WPAW
- Winston-Salem, North Carolina; United States;
- Broadcast area: Piedmont Triad
- Frequency: 93.1 MHz (HD Radio)
- Branding: 93.1 The Wolf

Programming
- Language: English
- Format: Country music

Ownership
- Owner: Audacy, Inc.; (Audacy License, LLC);
- Sister stations: WJMH; WQMG; WSMW;

History
- First air date: 1947
- Former call signs: WAIR-FM (1947–1979); WSEZ (1979–87); WMQX-FM (1987–2006);
- Call sign meaning: "Wolf's paw"

Technical information
- Licensing authority: FCC
- Facility ID: 40752
- Class: C
- ERP: 100,000 watts
- HAAT: 335 meters (1,099 ft)
- Transmitter coordinates: 36°16′33.5″N 79°56′25.1″W﻿ / ﻿36.275972°N 79.940306°W

Links
- Public license information: Public file; LMS;
- Webcast: Listen live (via Audacy)
- Website: www.audacy.com/931wolfcountry

= WPAW =

WPAW (93.1 FM "93.1 the Wolf") is a country music radio station licensed to Winston-Salem, North Carolina, and serving the Piedmont Triad region, which includes Greensboro and High Point. The Audacy, Inc. with an ERP of 100 kW. The station's studios are located near the Piedmont Triad International Airport, and a transmitter site is near Stokesdale, North Carolina.

==History==
The station's original calls were WAIR-FM (sister station and simulcast partner to WAIR). The station signed on August 24, 1947 and the first program was a First Baptist Church service. By 1966 WAIR-FM had "adult, middle-of-the-road music" with strings and show tunes. At one time the station was known as "Fresh Air 93". In the late-1960s the station had religious during the day and beautiful music at night, with the call letters WGPL.

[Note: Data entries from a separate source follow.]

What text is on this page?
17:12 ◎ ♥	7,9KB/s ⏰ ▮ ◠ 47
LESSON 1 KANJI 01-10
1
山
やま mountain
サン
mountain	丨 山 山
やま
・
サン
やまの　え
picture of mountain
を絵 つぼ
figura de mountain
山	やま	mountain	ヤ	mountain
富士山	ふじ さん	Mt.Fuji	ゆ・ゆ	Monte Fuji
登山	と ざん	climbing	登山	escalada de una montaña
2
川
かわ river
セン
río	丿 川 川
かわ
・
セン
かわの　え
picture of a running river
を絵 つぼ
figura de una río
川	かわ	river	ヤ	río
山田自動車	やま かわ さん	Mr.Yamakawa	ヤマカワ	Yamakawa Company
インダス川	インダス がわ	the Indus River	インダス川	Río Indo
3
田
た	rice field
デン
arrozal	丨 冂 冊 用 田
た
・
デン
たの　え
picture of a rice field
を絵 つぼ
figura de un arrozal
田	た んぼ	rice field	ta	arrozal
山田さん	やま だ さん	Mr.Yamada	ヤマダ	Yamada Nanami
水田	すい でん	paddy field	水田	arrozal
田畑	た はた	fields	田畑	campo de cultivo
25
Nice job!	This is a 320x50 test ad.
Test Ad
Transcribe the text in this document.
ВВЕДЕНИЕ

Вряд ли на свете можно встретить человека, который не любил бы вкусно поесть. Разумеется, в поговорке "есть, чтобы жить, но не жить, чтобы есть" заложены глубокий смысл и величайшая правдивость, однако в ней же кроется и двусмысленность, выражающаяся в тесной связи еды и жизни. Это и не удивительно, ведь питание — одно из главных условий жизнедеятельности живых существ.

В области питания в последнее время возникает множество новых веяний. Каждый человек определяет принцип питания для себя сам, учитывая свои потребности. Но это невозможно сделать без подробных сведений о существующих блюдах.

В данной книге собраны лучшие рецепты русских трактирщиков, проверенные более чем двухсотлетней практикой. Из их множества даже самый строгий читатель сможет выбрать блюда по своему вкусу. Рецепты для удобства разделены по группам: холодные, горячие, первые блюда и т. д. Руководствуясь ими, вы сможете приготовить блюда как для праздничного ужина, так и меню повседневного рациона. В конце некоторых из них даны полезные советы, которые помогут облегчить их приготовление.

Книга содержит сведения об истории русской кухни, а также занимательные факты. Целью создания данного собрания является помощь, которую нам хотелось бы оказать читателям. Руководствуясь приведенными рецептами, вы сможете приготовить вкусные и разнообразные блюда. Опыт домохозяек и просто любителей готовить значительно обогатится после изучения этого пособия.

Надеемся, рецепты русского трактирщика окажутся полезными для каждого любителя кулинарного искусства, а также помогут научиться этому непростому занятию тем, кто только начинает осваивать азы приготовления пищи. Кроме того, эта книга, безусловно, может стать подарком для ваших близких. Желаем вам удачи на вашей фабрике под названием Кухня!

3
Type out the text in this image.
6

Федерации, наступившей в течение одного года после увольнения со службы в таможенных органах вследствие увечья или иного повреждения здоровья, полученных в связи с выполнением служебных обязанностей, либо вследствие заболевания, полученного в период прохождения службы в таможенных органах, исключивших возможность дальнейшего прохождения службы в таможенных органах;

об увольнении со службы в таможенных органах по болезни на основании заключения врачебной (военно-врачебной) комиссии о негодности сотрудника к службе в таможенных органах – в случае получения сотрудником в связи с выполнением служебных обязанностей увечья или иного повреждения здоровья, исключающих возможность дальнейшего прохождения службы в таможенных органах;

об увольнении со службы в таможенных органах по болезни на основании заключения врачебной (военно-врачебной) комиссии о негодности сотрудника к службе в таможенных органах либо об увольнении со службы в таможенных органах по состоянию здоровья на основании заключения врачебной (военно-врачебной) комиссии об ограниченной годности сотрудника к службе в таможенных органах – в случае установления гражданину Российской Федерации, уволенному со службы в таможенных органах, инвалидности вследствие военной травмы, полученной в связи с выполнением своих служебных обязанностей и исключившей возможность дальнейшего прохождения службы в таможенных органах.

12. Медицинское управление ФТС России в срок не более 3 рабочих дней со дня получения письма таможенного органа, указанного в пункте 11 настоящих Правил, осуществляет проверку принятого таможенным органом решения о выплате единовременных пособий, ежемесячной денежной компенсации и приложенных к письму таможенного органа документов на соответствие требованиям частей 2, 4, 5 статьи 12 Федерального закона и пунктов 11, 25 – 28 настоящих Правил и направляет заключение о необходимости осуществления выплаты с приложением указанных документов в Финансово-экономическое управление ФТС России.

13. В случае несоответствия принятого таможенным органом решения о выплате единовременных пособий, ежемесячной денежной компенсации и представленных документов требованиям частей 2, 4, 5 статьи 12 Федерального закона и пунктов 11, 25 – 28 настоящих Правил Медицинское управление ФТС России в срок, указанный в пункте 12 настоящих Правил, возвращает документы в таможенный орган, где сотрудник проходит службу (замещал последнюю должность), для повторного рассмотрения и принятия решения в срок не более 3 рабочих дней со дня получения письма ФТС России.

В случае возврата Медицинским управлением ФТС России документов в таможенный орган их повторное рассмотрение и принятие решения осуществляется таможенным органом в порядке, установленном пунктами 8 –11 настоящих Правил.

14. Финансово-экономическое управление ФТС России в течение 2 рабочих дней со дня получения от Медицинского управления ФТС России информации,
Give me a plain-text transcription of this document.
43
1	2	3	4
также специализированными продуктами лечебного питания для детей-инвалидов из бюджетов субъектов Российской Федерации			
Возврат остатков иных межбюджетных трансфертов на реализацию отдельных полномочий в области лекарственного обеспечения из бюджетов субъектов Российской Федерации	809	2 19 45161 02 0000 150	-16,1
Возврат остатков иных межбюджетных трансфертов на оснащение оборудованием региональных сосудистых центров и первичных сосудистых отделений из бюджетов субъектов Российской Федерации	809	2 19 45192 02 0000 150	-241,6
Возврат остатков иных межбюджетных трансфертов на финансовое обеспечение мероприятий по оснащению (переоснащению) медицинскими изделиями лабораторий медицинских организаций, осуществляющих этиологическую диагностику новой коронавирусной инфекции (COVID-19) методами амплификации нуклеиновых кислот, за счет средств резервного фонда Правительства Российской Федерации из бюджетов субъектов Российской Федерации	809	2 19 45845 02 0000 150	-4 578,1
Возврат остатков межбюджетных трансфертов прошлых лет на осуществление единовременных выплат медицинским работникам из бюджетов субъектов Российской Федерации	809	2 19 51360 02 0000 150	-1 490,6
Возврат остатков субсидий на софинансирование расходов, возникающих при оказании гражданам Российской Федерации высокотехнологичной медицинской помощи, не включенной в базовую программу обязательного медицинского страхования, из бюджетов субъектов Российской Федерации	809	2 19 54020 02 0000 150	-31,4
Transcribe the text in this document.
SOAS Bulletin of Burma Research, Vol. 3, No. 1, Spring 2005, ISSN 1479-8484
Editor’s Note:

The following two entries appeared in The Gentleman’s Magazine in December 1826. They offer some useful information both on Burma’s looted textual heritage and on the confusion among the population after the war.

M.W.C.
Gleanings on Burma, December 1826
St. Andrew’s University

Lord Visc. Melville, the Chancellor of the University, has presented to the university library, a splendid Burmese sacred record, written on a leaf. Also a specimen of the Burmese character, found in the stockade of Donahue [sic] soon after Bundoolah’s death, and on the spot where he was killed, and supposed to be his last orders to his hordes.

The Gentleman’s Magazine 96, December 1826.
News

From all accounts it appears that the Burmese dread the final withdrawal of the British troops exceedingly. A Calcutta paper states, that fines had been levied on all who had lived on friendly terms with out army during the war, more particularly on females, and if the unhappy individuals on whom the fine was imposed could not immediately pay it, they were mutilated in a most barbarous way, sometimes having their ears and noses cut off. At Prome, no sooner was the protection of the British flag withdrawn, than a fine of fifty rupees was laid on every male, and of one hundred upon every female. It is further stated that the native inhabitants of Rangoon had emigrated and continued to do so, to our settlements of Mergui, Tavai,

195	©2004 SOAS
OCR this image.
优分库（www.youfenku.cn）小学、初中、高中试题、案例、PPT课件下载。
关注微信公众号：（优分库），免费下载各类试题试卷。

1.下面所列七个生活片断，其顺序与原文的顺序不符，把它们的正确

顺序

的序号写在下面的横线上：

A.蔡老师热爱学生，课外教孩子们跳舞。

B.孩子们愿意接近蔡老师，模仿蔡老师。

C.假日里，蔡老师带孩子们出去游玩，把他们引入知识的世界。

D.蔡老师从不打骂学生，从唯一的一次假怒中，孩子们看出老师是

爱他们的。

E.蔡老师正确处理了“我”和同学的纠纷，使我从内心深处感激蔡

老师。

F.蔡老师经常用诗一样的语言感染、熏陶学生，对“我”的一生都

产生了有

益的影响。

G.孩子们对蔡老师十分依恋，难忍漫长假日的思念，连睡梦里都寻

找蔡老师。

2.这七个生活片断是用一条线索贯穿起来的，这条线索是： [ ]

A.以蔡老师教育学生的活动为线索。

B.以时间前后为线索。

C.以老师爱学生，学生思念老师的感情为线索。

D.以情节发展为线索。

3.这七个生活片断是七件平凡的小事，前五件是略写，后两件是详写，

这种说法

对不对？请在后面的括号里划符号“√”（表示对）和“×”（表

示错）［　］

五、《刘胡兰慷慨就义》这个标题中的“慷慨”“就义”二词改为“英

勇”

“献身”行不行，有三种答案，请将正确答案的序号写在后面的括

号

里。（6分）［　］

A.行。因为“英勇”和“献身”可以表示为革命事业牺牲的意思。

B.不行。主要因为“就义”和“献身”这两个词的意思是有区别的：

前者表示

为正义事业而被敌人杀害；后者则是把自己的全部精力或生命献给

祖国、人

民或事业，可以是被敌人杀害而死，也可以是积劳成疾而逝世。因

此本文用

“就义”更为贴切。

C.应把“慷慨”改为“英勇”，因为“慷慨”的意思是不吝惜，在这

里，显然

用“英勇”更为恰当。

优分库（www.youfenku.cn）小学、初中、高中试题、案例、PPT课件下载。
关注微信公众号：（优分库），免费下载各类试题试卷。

In 1979, the station returned to a partial simulcast of a Top-40 format with WAIR, but the 93.1 station took on the calls WSEZ and the combination was collectively known as Z-93.

In the 1980s WSEZ completely separated from WAIR, playing Top 40 and later album-oriented rock. In 1985, one-fourth of WAIR programming was a simulcast of WSEZ. Rock music on WSEZ did not last after the debut of Rock 92 On March 6, 1987, the station became WMQX "93-Mix", an adult contemporary station playing hits of the 1960s, 1970s and 1980s with "less talk, more variety". The WMQX letters stayed during the station's entire tenure as an oldies station, which began in 1990. The format change, along with a name change to Oldies 93-Point-Fun, boosted the station's popularity. Later the name changed to simply, Oldies 93.

In 1997, Kris Abrams became program director of the station & billed it as "The Triad's '60s Specialists". The station's slogan became "All Oldies, All The Time". Features on the station were "Waking Up with Jack Armstrong, "The All-request Lunch", and "The Top 5 at 5". DJs on the Station at this time were Armstrong, Abrams, Dave Solomon, Gary Ross and Max McGann.

In January 1999, Abrams left for Milwaukee to program Oldies 95.7 WZTR (now WRIT-FM) and Solomon became program director. The music started to change, leaning to more 1970s music. The station's slogan then became "Good Times & Great Oldies". A year later Solomon left to program Oldies 100.7 WTRG in Raleigh. Randle C. Bliss came in as program director about 4 months later in 2000. The station's slogan changed one last time to "Rock 'N Roll Favorites". Later Armstrong left and Max Mcgann returned to do mornings. News Director, Ed Snow was gone and the traffic reporters, Lane Closure & Rhoda Block were removed as well.

On October 3, 2006, the station began stunting with a "Wheel of Formats". The following day, WMQX flipped to country as "93.1 The Wolf". The move gave the region three country outlets taking on rival WTQR and market fringe country stations WBRF and WAKG. As of the week ending November 25, 2006, WMQX officially changed its call letters to WPAW.

==HD Radio==
In January 2007 WPAW signed on a hybrid analog/digital transmitter, allowing the radio station to transmit an HD2 signal, with an expanded, commercial-free version of then off-air Oldies 93 format. The Oldies 93HD runs an expanded playlist with no jocks. Listeners in the Triad can listen to Oldies 93 HD if they purchase an HD Radio. The Oldies 93 HD plays more 1970s and 1980s music. The HD2 subchannel was eventually turned off.